Metastatic breast cancer accounts for the most death for women with an overall 5-year survival rate

of approximate 24% [1]. Although current systemic treating approaches such as chemotherapy and target therapy have significantly improved the survival rate of patients, more improvements in therapeutic strategies are desirable towards alleviating the cancer-related symptoms, improving patients’ life qualities, as well as extending their survival periods. Recently, thermal therapies including thermal ablation (> 60°C) and cryosurgery have emerged as intervention strategies and been applied as alternative or adjuvant clinical treatments on metastatic breast cancer, taking advantages of their minimal invasiveness, local targeting and less side effects [2, 3]. The cryo/thermal ablation therapy, a combinatorial variant of the thermal strategies, was reported to generate maximal destruction and larger ablation zones [4, 5], considerable decrease of tumor recurrence [6] and a complete tumor regression rate of 41%, providing a superior approach over thermal ablation or cryosurgery alone [7]. Our group has been working on a novel cryo/thermal system for years [8, 9] and previously reported its application for metastatic breast cancer treatment in animal models. By combinatorial usage of liquid nitrogen and radio frequency, this system incurs a rapid temperature shift between freezing (-20 °C) and heating (50°C) on local primary tumors and thereby delivers a promising therapeutic efficacy with an increased survival rate (60%-70%), free-recurrence and significantly reduced metastasis (70%) [10-12].

 

Hyperthermia or cryosurgery alone was previously reported to induce tumor cell death via cell membrane destruction, cytotoxicity and coagulative necrosis [13], activating a concomitant immune response [14, 15]. Nevertheless, the biological mechanism has not been comprehensively studied. In the past,, we indicated that cryo-thermal therapy increased the damage region of tumor, and led to severe destruction of tumor blood vessels [8, 16]. Furthermore, we observed an increased local induction of Th1 type cytokines and recruitment of CD4+ and CD8+ T lymphocytes [10, 17], while the accumulation of immunosuppressive lymphocytes were drastically reduced [10, 18]. However, cryo-thermal therapy appears to induce more systematic and profound responses in vivo, which therefore appeals for a comprehensive and system-wide analysis towards better understanding the anti-tumor mechanism at a molecular level.

 

Mass spectrometry based proteomics provides such a powerful tool to systematically study protein proprieties and profiles in a complex biological system [19]. To date, high throughput proteomics involves two main strategies. The first is referred as “shotgun” or “discovery” proteomics characterized by data-dependent acquisition (DDA) on mass spectrometer, allowing detection of thousands of proteins per analysis.

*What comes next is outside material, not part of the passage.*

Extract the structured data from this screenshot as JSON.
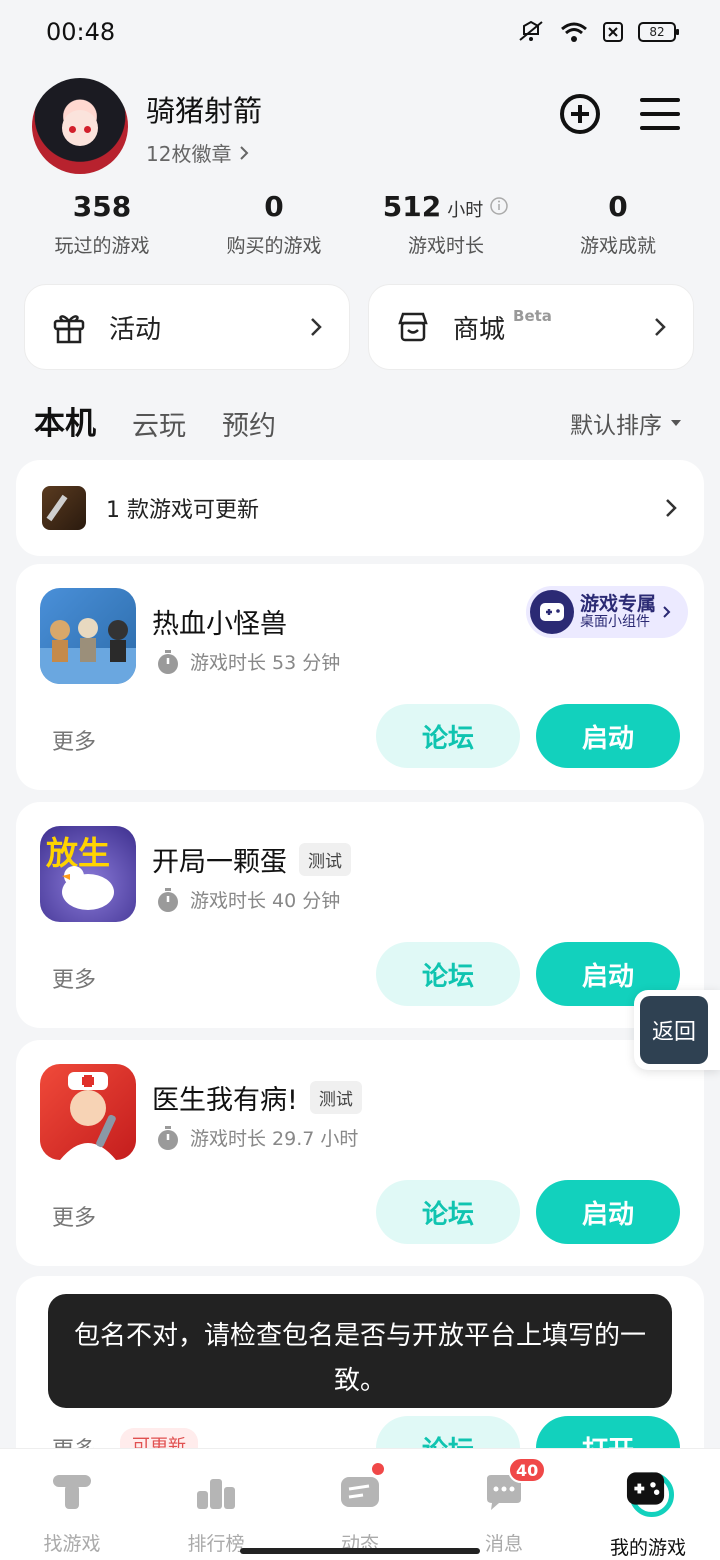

The other is called “target” proteomics, which permits reproducible quantification of targeted proteins in large scale samples (e.g. clinical samples). Among the target proteomics approaches, selected reaction monitoring (SRM) is the first generation and stands as the golden standard so far, which was successfully applied in clinical biomarker discovery [20]. Recently, a new targeted method, called parallel reaction monitoring (PRM), operated in the high resolution and high mass accuracy spectrometers (e.g. Q-Exactive) provides an alternative to SRM [21, 22]. Different from SRM, in which fragments per peptide (termed as transitions) are monitored once at a time, PRM allows simultaneous monitoring of all transitions as a full MS/MS scanning profile and thus provides an enhanced selectivity and confidence in quantitation of each analyzed target protein [23].